Ainsi nous formons le Corps du Christ et nous communions sacramentellement au Corps du Christ. Quelqu’un me disait récemment : ce qui m’a manqué, c’est de ne pas pouvoir prendre l’hostie. Heureusement, j’avais un masque ... qui a caché en grande partie la stupéfaction de mon visage. Car communier n’est pas seulement un acte individuel. Nous formons ensemble le Corps du Christ et nous communions sacramentellement au Corps du Christ. Et ceux qui ne peuvent pas communier font partie du Corps du Christ et sont invités à s’avancer pour recevoir une bénédiction et communier par le désir. Cette joie se voit dans leur regard et leur sourire, au moment de la parole du prêtre ou du diacre. La communion de désir, frères et sœurs, vous l’avez vécue pendant combien de dimanches ?

Je disais : communier n’est pas seulement un acte individuel ; ce n’est peut-être même pas d’abord un acte individuel. Sinon, quand on a communié, on peut s’en aller, et on ne rencontre ainsi personne à la sortie. Mais non, nous sommes venus nous unir au Corps du Christ que nous formons et "ensemble-chacun" nous communions sacramentellement. Nous recevons dans un sacrement le Corps du Christ que nous formons. Comme c’est grand et comme c’est beau ... bienheureux confinement qui nous a fait en reprendre conscience !

Et puis il y a la grande découverte ou redécouverte de la Parole de Dieu comme sacrement de la présence du Christ Ressuscité. Le Pape François a instauré depuis janvier dernier, une fois par an, le dimanche de la Parole de Dieu. Eh bien, frères et sœurs, vous avez vécu de cela pendant tout le confinement. Vous avez vécu de la Parole de Dieu comme sacrement de la présence du Ressuscité.

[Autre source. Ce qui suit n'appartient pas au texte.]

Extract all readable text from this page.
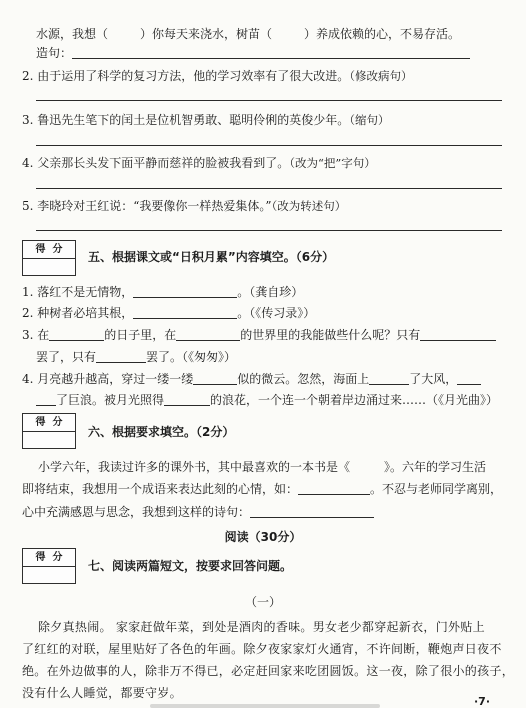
水源，我想（	）你每天来浇水，树苗（	）养成依赖的心，不易存活。
造句：
2. 由于运用了科学的复习方法，他的学习效率有了很大改进。（修改病句）
3. 鲁迅先生笔下的闰土是位机智勇敢、聪明伶俐的英俊少年。（缩句）
4. 父亲那长头发下面平静而慈祥的脸被我看到了。（改为“把”字句）
5. 李晓玲对王红说：“我要像你一样热爱集体。”（改为转述句）
得  分
五、根据课文或“日积月累”内容填空。（6分）
1. 落红不是无情物，	。（龚自珍）
2. 种树者必培其根，	。（《传习录》）
3. 在	的日子里，在	的世界里的我能做些什么呢？只有
罢了，只有	罢了。（《匆匆》）
4. 月亮越升越高，穿过一缕一缕	似的微云。忽然，海面上	了大风，
了巨浪。被月光照得	的浪花，一个连一个朝着岸边涌过来……（《月光曲》）
得  分
六、根据要求填空。（2分）
小学六年，我读过许多的课外书，其中最喜欢的一本书是《	》。六年的学习生活
即将结束，我想用一个成语来表达此刻的心情，如：	。不忍与老师同学离别，
心中充满感恩与思念，我想到这样的诗句：
阅读（30分）
得  分
七、阅读两篇短文，按要求回答问题。
（一）
除夕真热闹。 家家赶做年菜，到处是酒肉的香味。男女老少都穿起新衣，门外贴上
了红红的对联，屋里贴好了各色的年画。除夕夜家家灯火通宵，不许间断，鞭炮声日夜不
绝。在外边做事的人，除非万不得已，必定赶回家来吃团圆饭。这一夜，除了很小的孩子，
没有什么人睡觉，都要守岁。
·7·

Et comme elle n’est pas un pis-aller à la communion sacramentelle quand elle est impossible, il faut continuer de vivre et de la Parole de Dieu comme sacrement de la présence du Ressuscité et de la communion sacramentelle au Corps du Christ.

Avez-vous remarqué, frères et sœurs, que la messe se termine assez brusquement après la communion eucharistique. C’est que nous sommes renvoyés : allez ! Allez, certes, dans la paix du Christ, mais allez ! Aller quoi faire ? vivre du Christ et de Sa présence.

« J’avais faim et vous m’avez donné à manger … j’étais un étranger et vous m’avez accueilli … j’étais malade et vous m’avez visité … chaque fois que vous l’avez fait à l’un de ces plus petits de mes frères, c’est à moi que vous l’avez fait » (Mt 25, 31 – 46).

De sorte que, ayant vécu de la présence du Christ depuis avant la messe, nous avons accueilli Sa présence dans la Parole et dans la communion sacramentelle, et nous sommes envoyés à vivre de Lui et à Le rencontrer tout au long de la semaine.

Toutes ces présences, c’est la promesse de Jésus au moment où il monte vers le Père : « Et moi, je suis avec vous tous les jours jusqu’à la fin du monde » (Mt 28, 20) : c’est l’Évangile de l’Ascension en cette année, c’est la dernière phrase de l’Évangile de saint Matthieu. Et c’est vrai ...

Toutes ces présences sont des présences réelles. Saint Paul VI écrit dans une encyclique à propos de l’Eucharistie – et c’est repris dans le Catéchisme de l’Église Catholique au n° 1374 – : « Cette présence [dans l’Eucharistie], on la nomme "réelle", non à titre exclusif, comme si les autres présences n’étaient pas "réelles", mais par excellence parce qu’elle est substantielle … ».

Un de nos rituels dit : « dans le sacrement de l’eucharistie, d’une manière absolument unique, se trouve le Christ entier, Dieu et homme, d’une manière substantielle et permanente » (Rituel de l’Eucharistie en dehors de la messe n° 6).

Mais nous ne voyons pas le Christ dans l’Eucharistie, comme nous ne Le voyons pas dans l’assemblée de Son Corps, comme nous ne Le voyons pas dans sa Parole, comme nous ne Le voyons pas dans l’affamé ou l’étranger.

Le même rituel écrit dans une oraison pour l’adoration Eucharistique : le Christ « présent dans l’obscurité de ce mystère » (n° 98 oraison 3). Au cœur du plus grand "ostensoir–soleil" qui existe dans le monde, il y a le Christ « présent dans l’obscurité de ce mystère ».

Dans la même encyclique sur l’Eucharistie, saint Paul VI écrivait : « On reste émerveillé devant ces divers modes de présence du Christ et on y trouve à contempler le mystère même de l’Église » (Encyclique Mysterium fidei n° 38). Amen – Alleluia.